O risco, agora que VST desapareceu, é surgirem demasiados admiradores, tão leais, tão uns atrás dos outros, em fila. Ao invés de um esforço de conjunto, de um âmbito de participação e crítica que assente “na existência de uma cultura (que é conhecimento e não cartilha decorada), bem como na independência de juízo”, o exemplo se dissolva num enviuvado cortejo, e os supostos herdeiros nos lembrem o jovem descrito por Agustina que tinha Kafka como mestre. Aquele que o escuta, que escreve cadernos de memórias, e “é um cadáver qualificado de generoso e útil, e, na realidade, putrefacto de admiração”.


 

O VITOR SILVA TAVARES QUE RECORDO

[Testemunho de Rui Caeiro, colaborador de uma década na editora & etc]

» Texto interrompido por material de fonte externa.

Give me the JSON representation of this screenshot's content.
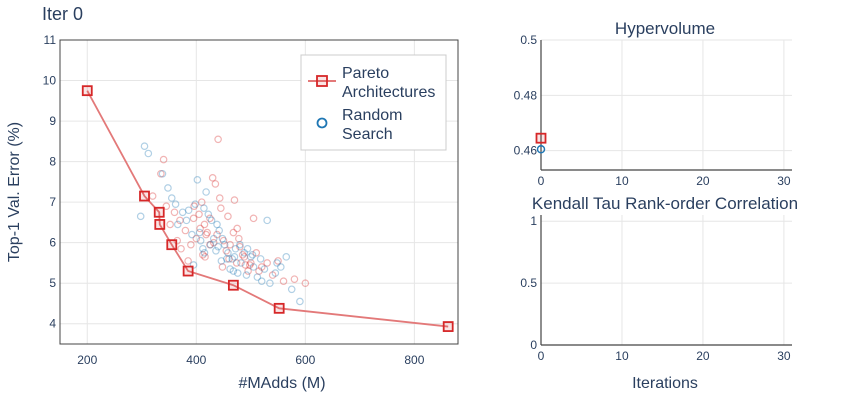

António Sérgio escreveu um dia (cito de memória) qualquer coisa como isto: quando eu morrer, se quiserem homenagear-me, façam-me uma crítica.
O Vítor Silva Tavares dos últimos tempos não se acautelou da mesma maneira, e é pena. Em vez disso, ele mesmo proporcionou, desdobrando-se em entrevistas a diversos órgãos de comunicação – jornais, rádio, TV, até o cinema – dados diversos para a sua hagiografia. Depois da morte, com a ajuda do pendor crédulo e sentimentaloide que é o dos portugueses, passou a existir em torno do seu nome uma peculiar e suspeita unanimidade: o Vítor virou santinho.
E ele merecia mais do que isso. Ele merecia, precisamente, uma crítica.
Era humano, muito humano o Vítor, e não foi insensível à lisonja alheia nem soube distanciar-se de alguma vaidade própria. Essa faceta acentuou-se, a meu ver, nos últimos tempos de vida.
Por inteiro isentas desta pecha estão, a meu ver, a sua acção na velha editora Ulisseia, no suplemento &etc do Jornal do Fundão e, logo após, na própria revista com o mesmo nome, e estão os primeiros anos da editora &etc, anos que coincidem, a traços largos, com a preciosa colaboração que lhe foi prestada pelo Aníbal Fernandes e pelo Manuel João Gomes.  Posteriormente a isso, há que reconhecer, o nível de exigência de publicação dentro da editora baixou um tanto. Deve fazer-se ao Vítor a justiça de reconhecer que ele também publicou algumas inutilidades, algumas coisas que eram apenas “coisinhas”. À vontade estou para o dizer, porque dentro das referidas até há um livro meu…
Seja como for, o Vítor de quem sinto mais saudade não é nem este recém-homenageado nem é o improvisado santinho. Para mim ele continua a ser uma pessoa de carne e osso, com as suas qualidades – especiais qualidades, diga-se, haja em vista uma grande generosidade – e alguns vulgares defeitos, para variar. Ele continua a ser aquele Quixote que numa cave escura da rua da Emenda, sempre envolto numa nuvem de fumo de cigarro, recebia os aspirantes a  autores. E assim o vejo ainda, inseparável da caneta e do cigarro, com um original à frente, sugerindo alterações e supressões, exactamente como o próprio jovem autor, por sua iniciativa e no seu interesse, deveria ter feito, se soubesse.
Esse curioso fenómeno de desdobramento, essa rara capacidade de se meter na pele de outrem, não a vi em mais ninguém nem ele a pôde ensinar. Levou-a consigo.